Mae tries to head past him for a better look but Casey hooks a hand through her collar, falls on top of her, and pins her to the deck.
Hoots and laughter.
“Maybe you already posted,” the young woman says, squinting down at him.
“Maybe.”
“Stand up and act brave.”
He does.
Her eyes are almost black above the yellow gaiter. They study him. “I came into the Barrel bar. Not long ago. Left you a big tip.”
“Thanks so much.”
“You don’t remember.”
It’s hard for Casey to see this pirate chick in the laid-back and upscale Barrel. He orders Mae to stay, and unhooks his fingers from her collar.
“You owe me big money for that phone,” he says, exaggerating its value. Feels guilty. Casey hates to lie. Even to a shark finner.
“Maybe I’ll come to the Barrel again and pay up,” she says.
“If you do, I’ll make you a Barrel Bomber so strong they’ll have to carry you out.”
“Why?”
“Payback for torturing sharks.”
“I don’t fin. Others fin. Illegal but very profitable. I can’t talk them out of it. I fish tuna, like you do.”
She lifts the hatch of the cold well, looks at his catch, nods. Gives Casey a dark-eyed stare and drops the lid.
“I’m more in the business side of things,” she says. “Marketing and sales for King Jim Seafoods.

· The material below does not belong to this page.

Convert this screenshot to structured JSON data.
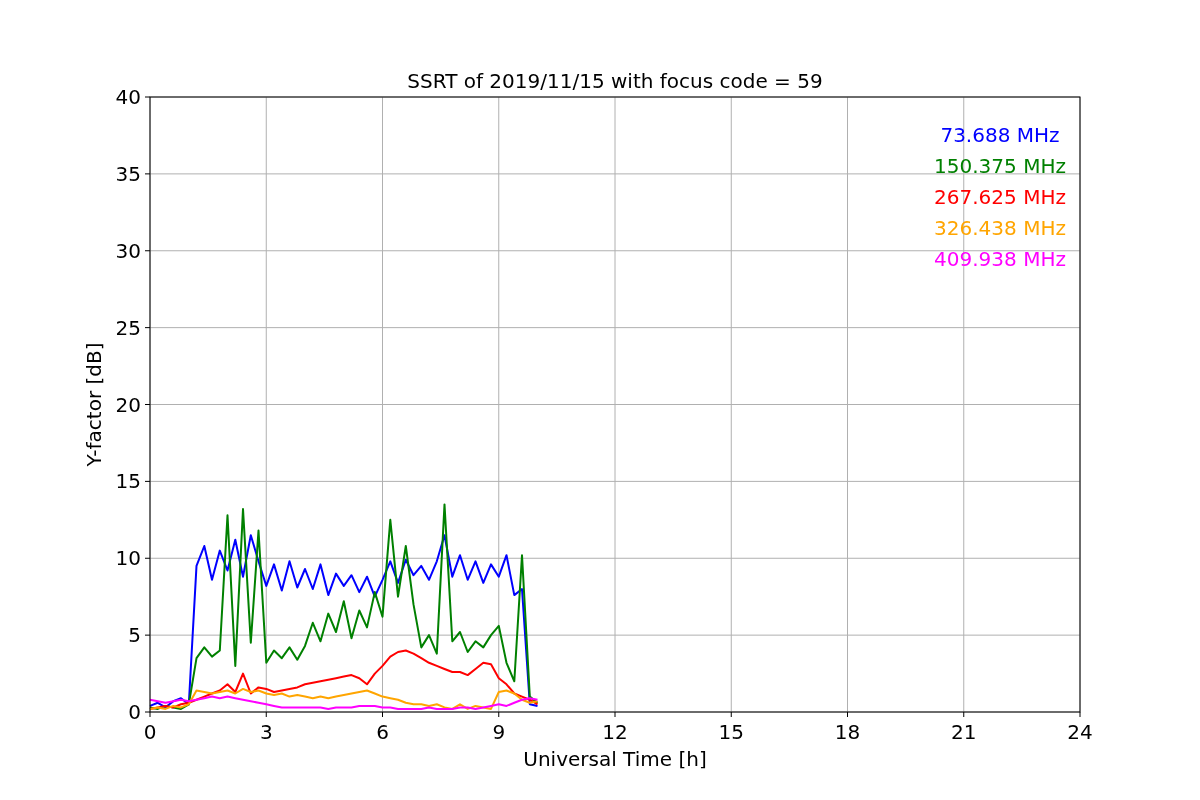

I do the books. Graduate of UCLA. I am Bette, with an e at the end.”
“Okay.”
Gives Casey another long look. “Hmph. You think you’re superior. I know who you are, Casey Stonebreaker. From all your socials. A surf star. Big waves. Pretty in magazines. Great abs.”
He doesn’t know what to say to this.
“I’m going to reverse out of here and head home. Tell your people not to shoot me.”

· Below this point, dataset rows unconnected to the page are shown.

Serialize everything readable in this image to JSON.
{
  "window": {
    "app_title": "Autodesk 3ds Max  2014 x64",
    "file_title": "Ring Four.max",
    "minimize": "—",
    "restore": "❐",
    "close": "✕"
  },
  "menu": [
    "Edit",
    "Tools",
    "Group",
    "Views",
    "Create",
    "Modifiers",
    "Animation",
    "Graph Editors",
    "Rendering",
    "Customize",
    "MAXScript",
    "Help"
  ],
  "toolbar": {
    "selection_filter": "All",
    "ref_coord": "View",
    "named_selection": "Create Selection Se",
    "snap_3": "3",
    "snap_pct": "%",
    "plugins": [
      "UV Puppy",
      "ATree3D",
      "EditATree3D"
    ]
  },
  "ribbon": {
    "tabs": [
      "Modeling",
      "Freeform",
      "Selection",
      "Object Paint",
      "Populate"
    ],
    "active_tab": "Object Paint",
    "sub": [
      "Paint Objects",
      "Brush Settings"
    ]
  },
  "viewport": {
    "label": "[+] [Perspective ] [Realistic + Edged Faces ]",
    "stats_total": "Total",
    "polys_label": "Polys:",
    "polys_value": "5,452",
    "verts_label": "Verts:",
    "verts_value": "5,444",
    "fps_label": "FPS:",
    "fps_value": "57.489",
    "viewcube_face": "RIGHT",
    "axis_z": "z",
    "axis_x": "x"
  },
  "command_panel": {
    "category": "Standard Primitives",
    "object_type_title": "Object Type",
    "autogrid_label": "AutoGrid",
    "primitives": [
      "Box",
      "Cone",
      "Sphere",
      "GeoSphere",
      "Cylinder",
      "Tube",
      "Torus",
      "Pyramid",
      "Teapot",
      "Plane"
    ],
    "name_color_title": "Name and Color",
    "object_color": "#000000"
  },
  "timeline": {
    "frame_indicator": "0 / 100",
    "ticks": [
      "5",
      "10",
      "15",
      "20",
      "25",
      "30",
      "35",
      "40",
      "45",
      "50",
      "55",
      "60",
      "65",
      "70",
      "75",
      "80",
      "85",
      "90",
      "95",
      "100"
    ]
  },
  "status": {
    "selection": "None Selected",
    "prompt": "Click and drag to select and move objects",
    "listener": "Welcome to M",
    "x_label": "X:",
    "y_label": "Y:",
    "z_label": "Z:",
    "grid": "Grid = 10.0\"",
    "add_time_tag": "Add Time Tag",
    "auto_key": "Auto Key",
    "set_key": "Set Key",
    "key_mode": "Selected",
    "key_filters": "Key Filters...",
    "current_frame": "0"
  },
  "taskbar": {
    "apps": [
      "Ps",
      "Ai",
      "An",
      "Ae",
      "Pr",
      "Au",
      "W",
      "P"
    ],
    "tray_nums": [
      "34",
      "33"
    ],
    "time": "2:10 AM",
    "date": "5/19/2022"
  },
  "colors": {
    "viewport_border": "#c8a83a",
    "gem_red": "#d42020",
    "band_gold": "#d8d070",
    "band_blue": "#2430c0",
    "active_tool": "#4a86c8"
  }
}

“Don’t file a police report. I am serious. Maybe I’ll get you a new phone.”
“You should.”
“Zai Jian, Stonebreaker.”
Casey surfed a river mouth in China once, a promotional gig that paid him a few thousand dollars. Memorized maybe ten words.
“Zai Jian,” he says.
The crewmen and — women point their rusty weapons at Casey as Bette strides back up the gangplank.